Just as papers are being published rapidly on COVID-19, so interest diverts rapidly from one topic to another. One current subject of interest is Vitamin D, so let’s look at the evidence on vitamin D in relation to COVID-19. We should make it clear up front that, as of today, there is no evidence that anything can prevent COVID-19 and no evidence that anything can cure it. Vaccines are in development and possible treatments are being trialled, but we know of nothing that can prevent or cure COVID-19. When exploring the evidence for vitamin D, therefore, we are looking for evidence that it might help – that, for example, it might reduce the severity of COVID-19 if someone gets it.
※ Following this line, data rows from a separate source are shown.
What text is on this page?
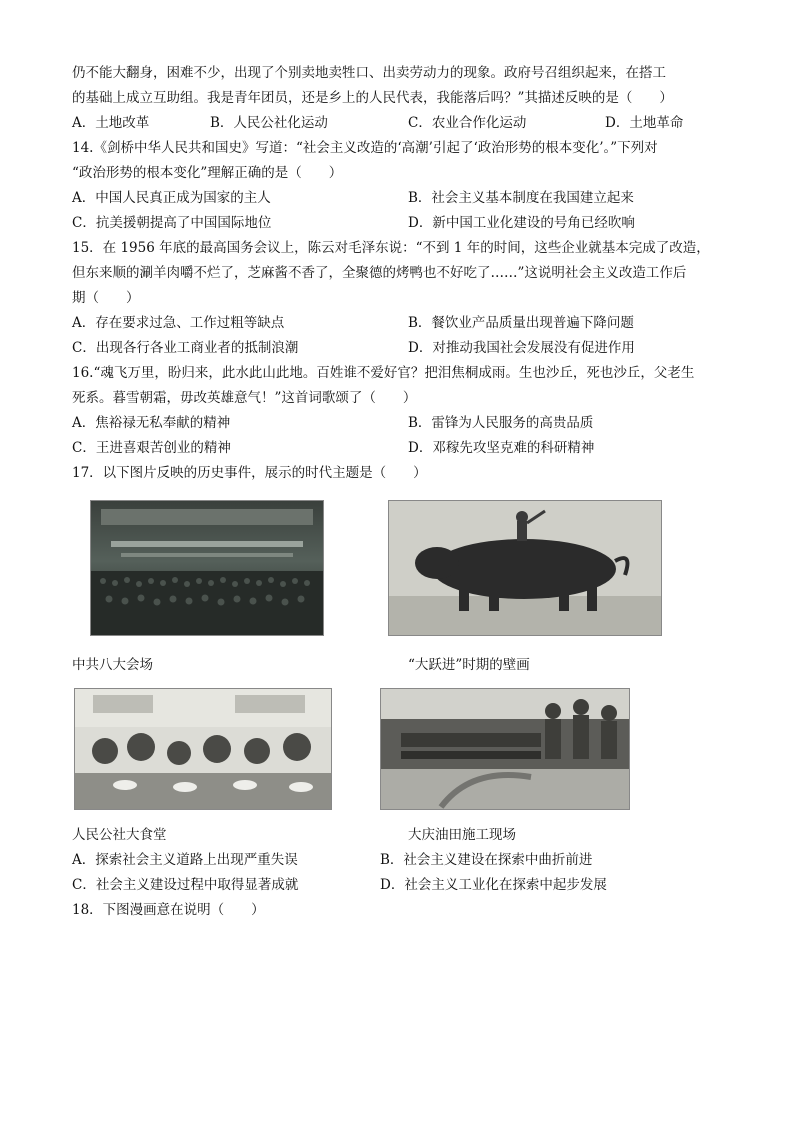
仍不能大翻身，困难不少，出现了个别卖地卖牲口、出卖劳动力的现象。政府号召组织起来，在搭工
的基础上成立互助组。我是青年团员，还是乡上的人民代表，我能落后吗？”其描述反映的是（　　）
A．土地改革	B．人民公社化运动	C．农业合作化运动	D．土地革命
14.《剑桥中华人民共和国史》写道：“社会主义改造的‘高潮’引起了‘政治形势的根本变化’。”下列对
“政治形势的根本变化”理解正确的是（　　）
A．中国人民真正成为国家的主人	B．社会主义基本制度在我国建立起来
C．抗美援朝提高了中国国际地位	D．新中国工业化建设的号角已经吹响
15．在 1956 年底的最高国务会议上，陈云对毛泽东说：“不到 1 年的时间，这些企业就基本完成了改造，
但东来顺的涮羊肉嚼不烂了，芝麻酱不香了，全聚德的烤鸭也不好吃了……”这说明社会主义改造工作后
期（　　）
A．存在要求过急、工作过粗等缺点	B．餐饮业产品质量出现普遍下降问题
C．出现各行各业工商业者的抵制浪潮	D．对推动我国社会发展没有促进作用
16.“魂飞万里，盼归来，此水此山此地。百姓谁不爱好官？把泪焦桐成雨。生也沙丘，死也沙丘，父老生
死系。暮雪朝霜，毋改英雄意气！”这首词歌颂了（　　）
A．焦裕禄无私奉献的精神	B．雷锋为人民服务的高贵品质
C．王进喜艰苦创业的精神	D．邓稼先攻坚克难的科研精神
17．以下图片反映的历史事件，展示的时代主题是（　　）
中共八大会场	“大跃进”时期的壁画
人民公社大食堂	大庆油田施工现场
A．探索社会主义道路上出现严重失误	B．社会主义建设在探索中曲折前进
C．社会主义建设过程中取得显著成就	D．社会主义工业化在探索中起步发展
18．下图漫画意在说明（　　）
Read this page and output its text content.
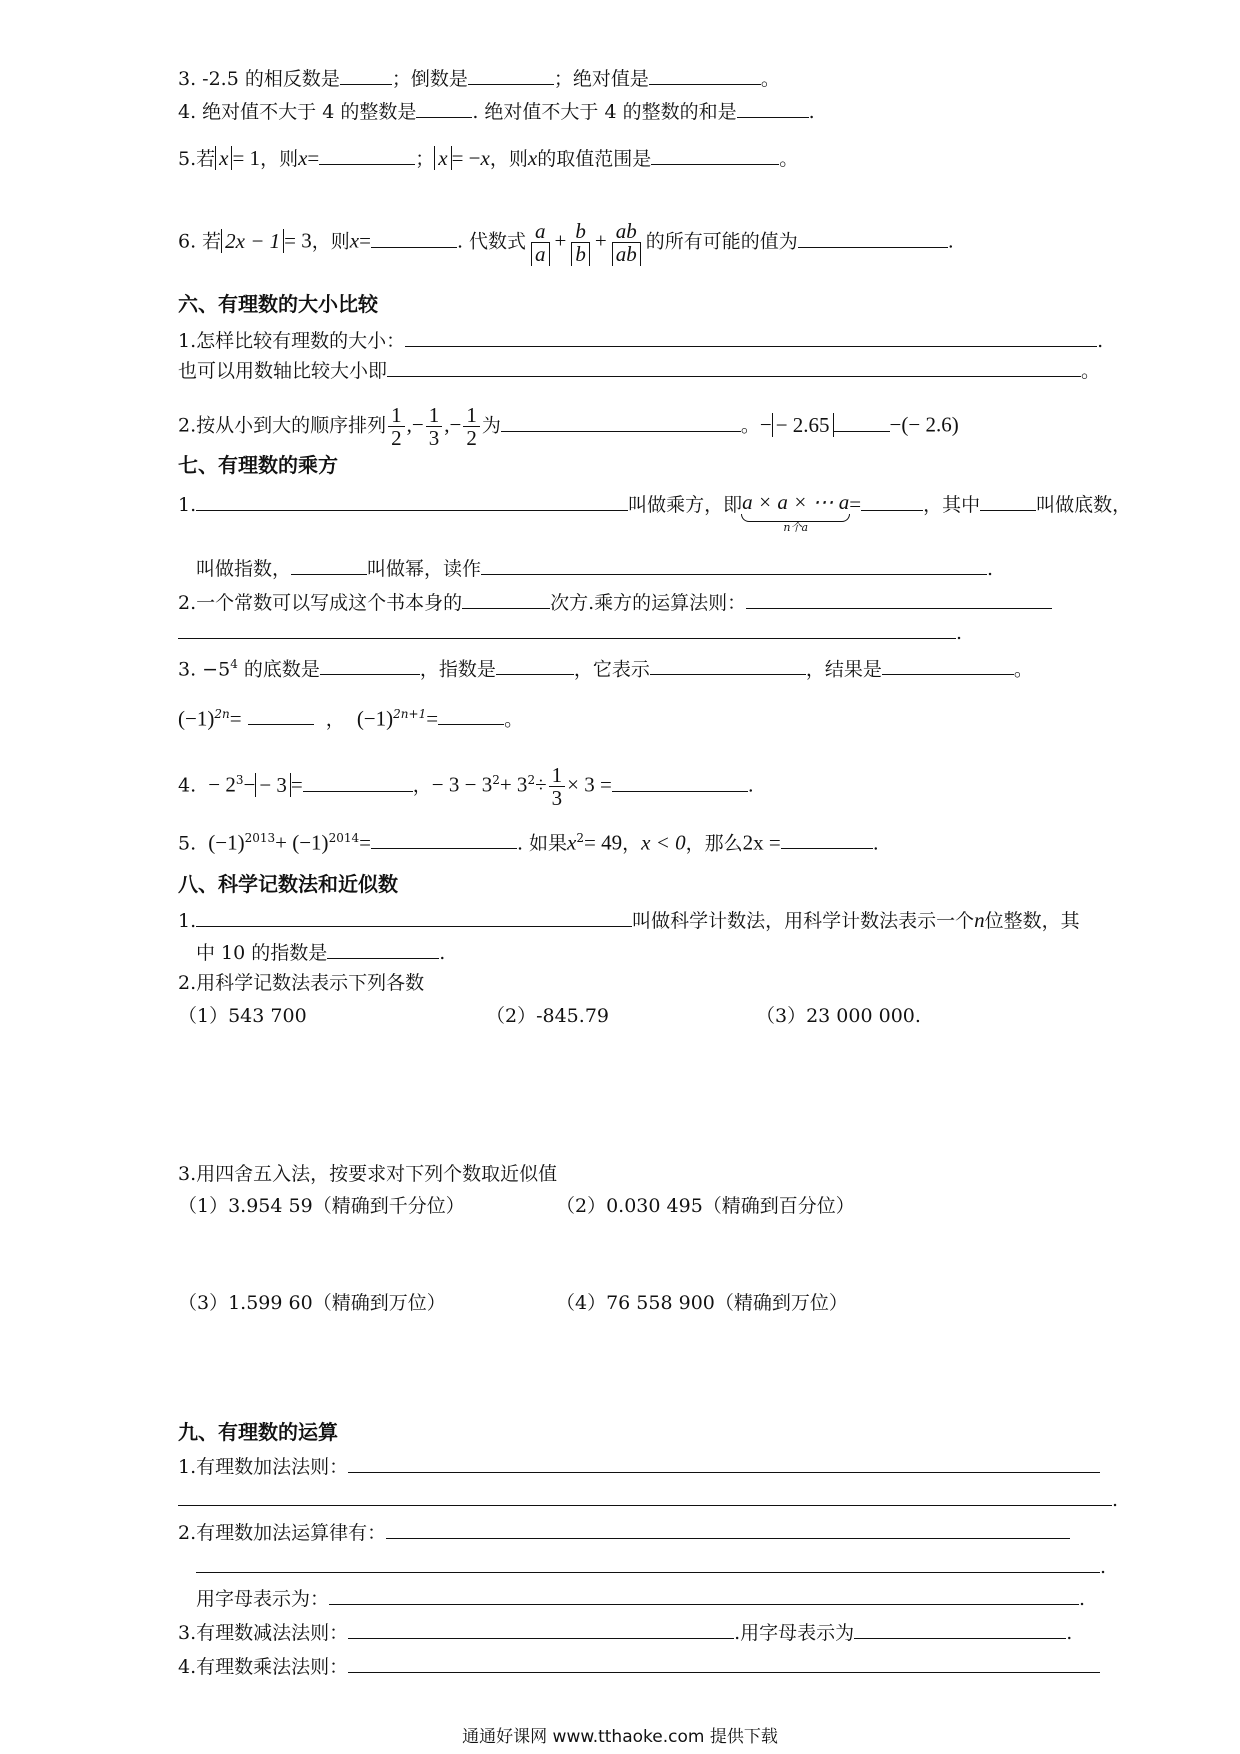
3. -2.5 的相反数是	；倒数是	；绝对值是	。
4. 绝对值不大于 4 的整数是	. 绝对值不大于 4 的整数的和是	.
5.若 x = 1，则x=	； x = −x，则x的取值范围是	。
6. 若 2x − 1 = 3，则x=	. 代数式 $\frac{a}{a} + \frac{b}{b} + \frac{ab}{ab}$ 的所有可能的值为	.
六、有理数的大小比较
1.怎样比较有理数的大小：	.
也可以用数轴比较大小即	。
2.按从小到大的顺序排列 $\frac{1}{2}$ ,− $\frac{1}{3}$ ,− $\frac{1}{2}$ 为	。− − 2.65	−(− 2.6)
七、有理数的乘方
1.	叫做乘方，即 a × a × ⋯ a
n个a
=	，其中	叫做底数，
叫做指数，	叫做幂，读作	.
2.一个常数可以写成这个书本身的	次方.乘方的运算法则：
.
3. $-5^4$ 的底数是	，指数是	，它表示	，结果是	。
$(-1)^{2n}=$	， $(-1)^{2n+1}=$	。
4. − $2^3- - 3$ =	，− $3 - 3^2+ 3^2\div \frac{1}{3} \times 3$ =	.
5. $(-1)^{2013}+ (-1)^{2014}=$	. 如果$x^2= 49$，x < 0，那么2x =	.
八、科学记数法和近似数
1.	叫做科学计数法，用科学计数法表示一个n位整数，其
中 10 的指数是	.
2.用科学记数法表示下列各数
（1）543 700	（2）-845.79	（3）23 000 000.
3.用四舍五入法，按要求对下列个数取近似值
（1）3.954 59（精确到千分位）	（2）0.030 495（精确到百分位）
（3）1.599 60（精确到万位）	（4）76 558 900（精确到万位）
九、有理数的运算
1.有理数加法法则：
.
2.有理数加法运算律有：
.
用字母表示为：	.
3.有理数减法法则：	.用字母表示为	.
4.有理数乘法法则：
通通好课网 www.tthaoke.com 提供下载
There are a number of compounds in the group of D vitamins. Keeping things as simple as possible, vitamin D is a fat soluble vitamin found in some foods (oily fish, eggs and dairy products are the main sources of vitamin D3 – the form that we need). Vitamin D is also produced when ultraviolet rays from sunlight strike the skin and trigger vitamin D synthesis. Vitamin D from food, supplements and sunshine is inert and must undergo two processes (hydroxylations) in the body for activation. The first occurs in the liver; the second occurs in the kidneys. The active compound that we end up with is called 1,25-dihydroxyvitamin D(3) (among other names). This is also known as calcitriol and is a hormone, which is why vitamin D is also called a hormone.
Serum (blood) concentration of 25(OH)D is the best indicator of vitamin D status. This is reported in both nanomoles per liter (nmol/L) and nanograms per milliliter (ng/ml). There is no universally agreed intake of vitamin D and there is no universally agreed level of sufficiency or deficiency. I’ll use the UK and US as examples…
In July 2016, the UK Scientific Advisory Committee on Nutrition (SACN) increased the UK vitamin D intake recommendations (from 5mcg to 10mcg daily) (Ref 1). It recommended that everyone over the age of one should consume 10mcg (400iu) of vitamin D daily. Given that the UK doesn’t have sufficient sun for much of the year and given that almost 200g of sardines would need to be consumed daily to get 10mcg of vitamin D, this target will likely require a supplement to be taken. The UK National Institute for Care and Health Excellence (NICE, the guideline setting body) recommends treatment for vitamin D deficiency at 25(OH)D levels below 25 nmol/L. NICE recommends treatment for vitamin D insufficiency at 25(OH)D levels in the range of 25-50 nmol/L (Ref 2).
The US recommends an intake of 15mcg (600iu) daily from the age of one (Ref 3). The US defines vitamin D deficiency as below 30 nmol/L (<12 ng/ml). The US defines vitamin D insufficiency as 30 to <50 nmol/L (12 to <20 ng/ml). The US considers ≥50 nmol/L (≥20 ng/ml) to be adequate for health.
Peer-reviewed evidence on COVID-19 & vitamin D
Starting with pubmed, as usual, there were eight results for the search COVID-19 and vitamin D in humans. Five were letters and/or had no abstract available, which left three articles. One of those turned out to be a mouse study. The remaining two were:
1) Grant et al. Evidence that Vitamin D Supplementation Could Reduce Risk of Influenza and COVID-19 Infections and Deaths (Ref 4).
This article described itself as a narrative review. It’s not a systematic review, or meta-analysis, or clinical trial. It reviewed the role of vitamin D in reducing the risk of respiratory tract infections generally. It then used knowledge about the epidemiology of influenza (for which we know quite a lot) and COVID-19 (for which we know very little) to see how vitamin D supplementation might be useful to reduce risk.